Menghadapi generasi Z, para digital natives yang sangat dekat dengan teknologi, mudah bosan, kreatif, dan percaya diri, maka perlu solusi bijak.
Karena dengan kemampuannya yang baik dalam mengakses informasi, generasi Z sebenarnya mendapatkan banyak kesempatan dan lebih terbuka untuk mengembangkan diri.
Generasi digital natives lebih banyak mengisi kehidupan dengan penggunaan komputer, video games, digital music players, video call, dan berbagai macam perangkat permainan yang diproduksi di abad digital.
Bahkan ada juga yang menyebut sebagai generasi sunyi (silent generation) karena anak-anak ini umumnya lahir dari generasi X yang berasal dari keluarga dengan jumlah anak yang sedikit (anak tunggal).
Strategi dalam mendampingi generasi Z sangat dibutuhkan agar potensi-potensi mereka dapat berkembang ke arah positif.

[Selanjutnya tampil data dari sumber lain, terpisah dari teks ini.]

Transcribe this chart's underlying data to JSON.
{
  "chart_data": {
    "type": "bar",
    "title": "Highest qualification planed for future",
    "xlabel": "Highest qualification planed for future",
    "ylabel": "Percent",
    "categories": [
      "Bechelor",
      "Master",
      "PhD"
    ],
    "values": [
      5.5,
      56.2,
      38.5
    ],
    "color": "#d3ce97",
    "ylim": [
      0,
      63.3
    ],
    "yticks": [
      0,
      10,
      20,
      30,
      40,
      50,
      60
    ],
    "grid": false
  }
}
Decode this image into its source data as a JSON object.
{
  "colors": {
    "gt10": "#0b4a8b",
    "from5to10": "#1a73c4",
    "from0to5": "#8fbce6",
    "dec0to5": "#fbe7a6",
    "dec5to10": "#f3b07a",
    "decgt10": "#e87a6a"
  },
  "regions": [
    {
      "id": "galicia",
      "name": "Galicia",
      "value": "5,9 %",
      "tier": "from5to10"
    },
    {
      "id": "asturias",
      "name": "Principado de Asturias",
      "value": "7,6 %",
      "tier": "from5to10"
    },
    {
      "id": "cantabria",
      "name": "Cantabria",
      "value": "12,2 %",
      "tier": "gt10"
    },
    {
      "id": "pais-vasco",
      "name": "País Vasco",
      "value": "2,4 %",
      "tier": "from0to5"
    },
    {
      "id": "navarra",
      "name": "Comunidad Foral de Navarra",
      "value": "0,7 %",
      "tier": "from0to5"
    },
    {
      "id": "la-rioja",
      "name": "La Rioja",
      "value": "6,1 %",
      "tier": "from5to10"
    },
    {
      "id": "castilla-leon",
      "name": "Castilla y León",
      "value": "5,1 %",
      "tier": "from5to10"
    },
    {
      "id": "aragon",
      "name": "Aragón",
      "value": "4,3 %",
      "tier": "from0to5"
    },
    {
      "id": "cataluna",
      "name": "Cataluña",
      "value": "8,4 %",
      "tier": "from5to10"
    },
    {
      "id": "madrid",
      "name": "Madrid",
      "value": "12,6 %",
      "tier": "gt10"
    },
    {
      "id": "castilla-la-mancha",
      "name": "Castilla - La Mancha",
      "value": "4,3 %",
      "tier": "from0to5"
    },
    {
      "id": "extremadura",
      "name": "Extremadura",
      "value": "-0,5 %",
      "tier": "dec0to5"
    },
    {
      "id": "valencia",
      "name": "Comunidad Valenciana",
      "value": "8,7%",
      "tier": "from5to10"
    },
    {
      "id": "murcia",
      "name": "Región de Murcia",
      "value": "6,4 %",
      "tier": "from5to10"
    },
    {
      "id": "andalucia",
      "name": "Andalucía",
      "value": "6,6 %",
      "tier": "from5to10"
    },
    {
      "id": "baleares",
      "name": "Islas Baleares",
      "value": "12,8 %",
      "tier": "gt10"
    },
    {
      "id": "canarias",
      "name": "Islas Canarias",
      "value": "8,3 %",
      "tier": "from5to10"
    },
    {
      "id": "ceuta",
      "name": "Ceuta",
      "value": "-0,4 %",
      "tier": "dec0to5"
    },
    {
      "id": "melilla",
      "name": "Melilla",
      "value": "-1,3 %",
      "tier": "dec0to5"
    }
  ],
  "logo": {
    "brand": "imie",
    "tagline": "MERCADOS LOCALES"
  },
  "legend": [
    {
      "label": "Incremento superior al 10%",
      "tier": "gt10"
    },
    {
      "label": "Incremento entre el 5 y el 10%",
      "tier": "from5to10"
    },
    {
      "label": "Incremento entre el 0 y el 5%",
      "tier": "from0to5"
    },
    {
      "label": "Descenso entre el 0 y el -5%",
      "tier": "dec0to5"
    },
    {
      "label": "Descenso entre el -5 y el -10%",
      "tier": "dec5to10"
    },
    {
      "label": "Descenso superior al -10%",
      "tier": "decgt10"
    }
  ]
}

Karena dengan kemampuannya yang baik dalam mengakses informasi, generasi Z sebenarnya mendapatkan banyak kesempatan dan lebih terbuka untuk mengembangkan diri.
Lancaster dan Stillman (2002) dalam Reilly (2012) menjelaskan secara rinci tentang gaya belajar generasi Z yakni: learn from experimentation, prefer visual learning, like to work in groups, have short attention spans and multi-task well, serta edutainment.
Generasi Z merupakan digital natives yang lahir pada kurun waktu sekitar tahun 1995 sampai dengan tahun 2000. Generasi ini memiliki kepercayaan diri untuk sukses, cenderung berperilaku praktis dan bebas.
Dengan potensi-potensinya yang luar biasa tersebut, jika mendapat dukungan dan pengarahan maka sangat dimungkinkan untuk berkembang optimal.